I liked the Xena "I am never cranky" bet -- really funny stuff. And I won’t say a word about why she insists on bardic backrubs. *g* But check out the look on her face when Gabs arrives at the tavern the first time after they’ve endured the crying bub. Oh my, looks really can kill. I hope Gabs blinked... for her own health and safety.

The shrunken Argo/Gabs thing was less my cup of tea, and I rather hope this Twilight of the Gods thing Ares mentioned last episode happens just so it will wipe Lachrymose off the face of the earth. Seriously, Honey, I Shrunk The Horse is not exactly the newest idea going...

I was no fan of Joxer’s reaction to a shrunken Gabrielle, either. His first response was not to rush off to help her but to determine how he could use her small stature to fulfil the dream he’s had since For Whom The Bell Tolls -- to make her his new partner. If at first you don’t succeed ... wait until they’re shrunk by gods and try again, huh Jox?

Scary stuff Joxer’s childhood, by the way. Wonder why he never mentioned that both his parents were mute? Not to mention boasting a disturbing yellowish tinge... No wonder Jase went for the colorful wardrobe.

I was staggered the Xena folks went for the hackneyed finish of a pie fight scene with the pointy hat convention. So, so old, pie fights, I personally thought it stunk up the show as badly as Xena’s feet*. Or, as Aphrodite so astutely noted: "A stupid boring unfunny excuse for a pie fight...?"

You peeked, Aphrodite?

She adds that Gabrielle "must have been aiming too high the rest of the time’’.

Which by implication acknowledges a pie fight aims low... oh so low.....

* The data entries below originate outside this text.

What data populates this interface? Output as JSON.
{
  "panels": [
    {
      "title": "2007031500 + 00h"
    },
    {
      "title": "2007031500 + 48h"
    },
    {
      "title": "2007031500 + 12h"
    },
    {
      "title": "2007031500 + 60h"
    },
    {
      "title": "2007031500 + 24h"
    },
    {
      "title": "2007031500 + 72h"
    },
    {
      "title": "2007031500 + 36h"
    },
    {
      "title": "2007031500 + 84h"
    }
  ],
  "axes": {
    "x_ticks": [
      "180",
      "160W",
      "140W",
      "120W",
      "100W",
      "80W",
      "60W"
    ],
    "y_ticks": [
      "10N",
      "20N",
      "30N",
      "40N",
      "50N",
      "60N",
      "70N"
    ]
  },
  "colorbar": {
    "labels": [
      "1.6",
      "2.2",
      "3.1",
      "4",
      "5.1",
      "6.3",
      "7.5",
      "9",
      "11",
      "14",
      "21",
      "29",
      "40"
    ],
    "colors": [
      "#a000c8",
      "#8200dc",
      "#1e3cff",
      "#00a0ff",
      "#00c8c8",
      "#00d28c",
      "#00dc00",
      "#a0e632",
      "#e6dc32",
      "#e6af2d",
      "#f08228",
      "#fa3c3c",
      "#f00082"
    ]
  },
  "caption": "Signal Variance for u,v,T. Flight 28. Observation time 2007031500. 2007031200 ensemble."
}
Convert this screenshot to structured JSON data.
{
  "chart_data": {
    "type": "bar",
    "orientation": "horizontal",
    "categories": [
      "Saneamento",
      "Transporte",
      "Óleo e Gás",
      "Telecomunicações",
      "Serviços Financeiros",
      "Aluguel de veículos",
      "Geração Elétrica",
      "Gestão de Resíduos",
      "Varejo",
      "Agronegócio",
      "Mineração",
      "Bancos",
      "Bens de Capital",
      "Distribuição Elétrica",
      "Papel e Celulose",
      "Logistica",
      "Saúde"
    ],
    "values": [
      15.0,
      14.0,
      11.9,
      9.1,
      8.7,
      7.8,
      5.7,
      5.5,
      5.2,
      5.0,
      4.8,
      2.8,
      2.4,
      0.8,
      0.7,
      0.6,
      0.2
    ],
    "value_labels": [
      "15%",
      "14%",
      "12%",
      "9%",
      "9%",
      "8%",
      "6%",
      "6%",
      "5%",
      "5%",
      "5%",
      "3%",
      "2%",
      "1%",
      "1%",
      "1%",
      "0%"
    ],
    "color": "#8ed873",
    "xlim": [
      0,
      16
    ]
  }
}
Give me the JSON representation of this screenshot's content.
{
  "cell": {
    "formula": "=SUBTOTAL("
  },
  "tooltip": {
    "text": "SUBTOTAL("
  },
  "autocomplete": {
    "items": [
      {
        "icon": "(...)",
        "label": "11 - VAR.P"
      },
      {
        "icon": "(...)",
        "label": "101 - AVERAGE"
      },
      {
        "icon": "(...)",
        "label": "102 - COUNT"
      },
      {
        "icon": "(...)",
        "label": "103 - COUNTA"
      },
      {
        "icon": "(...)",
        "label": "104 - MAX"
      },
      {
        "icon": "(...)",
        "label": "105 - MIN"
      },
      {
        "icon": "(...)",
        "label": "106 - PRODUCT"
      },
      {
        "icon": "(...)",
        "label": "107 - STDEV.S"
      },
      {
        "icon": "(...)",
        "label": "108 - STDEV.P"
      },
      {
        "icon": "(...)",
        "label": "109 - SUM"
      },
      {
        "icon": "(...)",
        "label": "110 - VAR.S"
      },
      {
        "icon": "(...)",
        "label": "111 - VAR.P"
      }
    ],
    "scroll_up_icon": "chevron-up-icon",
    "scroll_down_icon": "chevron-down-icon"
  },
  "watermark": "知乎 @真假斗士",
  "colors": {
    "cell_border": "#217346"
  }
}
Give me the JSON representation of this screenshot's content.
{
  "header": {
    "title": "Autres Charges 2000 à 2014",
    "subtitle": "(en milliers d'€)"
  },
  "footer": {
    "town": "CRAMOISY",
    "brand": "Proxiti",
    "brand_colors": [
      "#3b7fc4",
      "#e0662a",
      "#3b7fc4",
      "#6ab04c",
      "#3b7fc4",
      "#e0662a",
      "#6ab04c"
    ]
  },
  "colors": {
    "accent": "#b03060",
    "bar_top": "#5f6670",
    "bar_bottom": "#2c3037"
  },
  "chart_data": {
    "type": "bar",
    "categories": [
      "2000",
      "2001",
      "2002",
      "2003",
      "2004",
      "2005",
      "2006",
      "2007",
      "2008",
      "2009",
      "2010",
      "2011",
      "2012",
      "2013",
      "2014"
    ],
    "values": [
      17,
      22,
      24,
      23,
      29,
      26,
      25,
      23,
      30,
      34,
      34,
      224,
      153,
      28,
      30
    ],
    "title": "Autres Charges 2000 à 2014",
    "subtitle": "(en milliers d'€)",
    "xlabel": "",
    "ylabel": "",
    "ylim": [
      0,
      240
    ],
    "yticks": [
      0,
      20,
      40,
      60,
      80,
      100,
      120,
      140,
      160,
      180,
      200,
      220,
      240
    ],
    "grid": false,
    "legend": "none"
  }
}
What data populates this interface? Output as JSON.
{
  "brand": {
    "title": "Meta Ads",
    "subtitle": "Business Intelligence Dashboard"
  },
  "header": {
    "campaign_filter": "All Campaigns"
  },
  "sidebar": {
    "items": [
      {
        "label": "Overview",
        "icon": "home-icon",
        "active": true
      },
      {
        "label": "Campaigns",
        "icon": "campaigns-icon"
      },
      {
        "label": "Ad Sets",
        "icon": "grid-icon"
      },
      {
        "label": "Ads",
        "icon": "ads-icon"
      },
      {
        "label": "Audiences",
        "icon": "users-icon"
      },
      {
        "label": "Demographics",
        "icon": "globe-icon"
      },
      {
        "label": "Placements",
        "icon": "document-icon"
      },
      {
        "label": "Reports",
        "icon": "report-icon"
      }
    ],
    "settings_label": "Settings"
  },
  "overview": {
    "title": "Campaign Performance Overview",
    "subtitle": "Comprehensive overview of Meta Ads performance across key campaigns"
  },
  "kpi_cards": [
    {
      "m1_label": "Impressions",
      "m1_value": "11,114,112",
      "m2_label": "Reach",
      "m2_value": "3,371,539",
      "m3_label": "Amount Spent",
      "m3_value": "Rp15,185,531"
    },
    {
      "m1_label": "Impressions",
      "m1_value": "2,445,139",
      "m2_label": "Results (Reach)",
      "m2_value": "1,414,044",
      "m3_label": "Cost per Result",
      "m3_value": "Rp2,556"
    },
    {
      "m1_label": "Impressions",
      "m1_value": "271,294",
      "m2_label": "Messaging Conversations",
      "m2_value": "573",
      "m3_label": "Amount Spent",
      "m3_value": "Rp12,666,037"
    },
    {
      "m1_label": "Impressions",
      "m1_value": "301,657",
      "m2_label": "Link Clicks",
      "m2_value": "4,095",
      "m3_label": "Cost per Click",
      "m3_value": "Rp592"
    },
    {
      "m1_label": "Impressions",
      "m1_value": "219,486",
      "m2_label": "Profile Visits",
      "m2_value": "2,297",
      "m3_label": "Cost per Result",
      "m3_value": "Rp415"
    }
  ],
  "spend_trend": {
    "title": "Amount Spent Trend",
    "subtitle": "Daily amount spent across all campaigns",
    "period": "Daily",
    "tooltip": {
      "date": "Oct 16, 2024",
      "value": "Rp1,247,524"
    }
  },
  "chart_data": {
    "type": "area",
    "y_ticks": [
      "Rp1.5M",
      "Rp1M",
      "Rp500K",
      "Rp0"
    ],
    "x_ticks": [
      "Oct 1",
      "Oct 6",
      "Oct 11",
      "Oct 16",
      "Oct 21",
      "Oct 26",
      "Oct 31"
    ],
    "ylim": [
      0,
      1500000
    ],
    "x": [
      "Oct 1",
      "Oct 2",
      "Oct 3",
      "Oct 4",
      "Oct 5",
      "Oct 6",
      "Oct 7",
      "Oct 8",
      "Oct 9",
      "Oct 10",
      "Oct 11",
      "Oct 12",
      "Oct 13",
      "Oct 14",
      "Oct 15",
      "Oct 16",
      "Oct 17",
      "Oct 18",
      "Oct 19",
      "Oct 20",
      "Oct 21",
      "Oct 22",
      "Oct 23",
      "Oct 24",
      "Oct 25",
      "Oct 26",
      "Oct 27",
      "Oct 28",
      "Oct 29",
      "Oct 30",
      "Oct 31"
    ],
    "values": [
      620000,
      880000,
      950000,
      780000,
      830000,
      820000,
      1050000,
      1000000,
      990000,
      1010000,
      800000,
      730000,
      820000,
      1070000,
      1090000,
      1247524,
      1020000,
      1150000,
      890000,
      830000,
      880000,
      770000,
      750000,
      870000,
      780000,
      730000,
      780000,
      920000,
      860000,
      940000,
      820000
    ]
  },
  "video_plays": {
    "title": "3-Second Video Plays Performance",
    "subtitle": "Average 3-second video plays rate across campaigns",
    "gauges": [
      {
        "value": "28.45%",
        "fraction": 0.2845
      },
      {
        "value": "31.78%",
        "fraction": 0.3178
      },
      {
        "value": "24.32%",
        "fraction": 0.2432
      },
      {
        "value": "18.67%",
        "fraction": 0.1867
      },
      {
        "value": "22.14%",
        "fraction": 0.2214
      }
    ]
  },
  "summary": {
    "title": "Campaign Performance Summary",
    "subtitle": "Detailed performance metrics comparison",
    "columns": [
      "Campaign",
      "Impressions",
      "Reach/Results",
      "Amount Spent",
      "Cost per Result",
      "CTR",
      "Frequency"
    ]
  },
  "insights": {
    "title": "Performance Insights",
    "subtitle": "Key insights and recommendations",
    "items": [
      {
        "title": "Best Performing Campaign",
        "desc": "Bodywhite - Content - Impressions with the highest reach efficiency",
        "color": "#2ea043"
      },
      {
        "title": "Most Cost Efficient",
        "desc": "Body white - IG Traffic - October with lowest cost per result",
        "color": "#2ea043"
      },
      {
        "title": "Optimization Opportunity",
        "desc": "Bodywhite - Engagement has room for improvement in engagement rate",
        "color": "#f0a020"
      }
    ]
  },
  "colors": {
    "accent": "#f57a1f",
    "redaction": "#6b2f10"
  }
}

I know it was all just a plot device but why would all the pointy hats, mid fight, stop dead and hold their breaths when Lachrymose got pied? They didn’t even know who he was!

Ah well, whatever.

In summary, it was the pointless flashbacks more than the pie fight (not that that helped) which made me mark this one down. The Xena bods actually have an excellent record to date on using flashbacks to add to their shows while saving their pennies for the blockbusters to follow. The Xena Scrolls is one fine example and so was Forget Me Not. But they did themselves no honor with Punchlines and the recycled scenes combined with two such obvious unoriginal gags just made it seem all a bit blah.

Worst of all, the flashbacks from episodes in the greener pastures of Xena merely served to highlight the decline in quality of subsequent seasons, this episode being no exception. Let's hope these flashbacks triggered the collective memory of TPTB of how well they used to do comedy.

I’d put Punchlines in the "sorta tried a bit but didn’t really work as well as it might" category. No wonder you’ve got writer’s block Gabs -- it’s the material you’re working with.

But don’t despair, Gabs, tomorrow is another ....script.

(*I have not personally smelt Xena’s feet, but it’s hearsay from a certain bard who claims to have first-hand knowledge of said aroma.)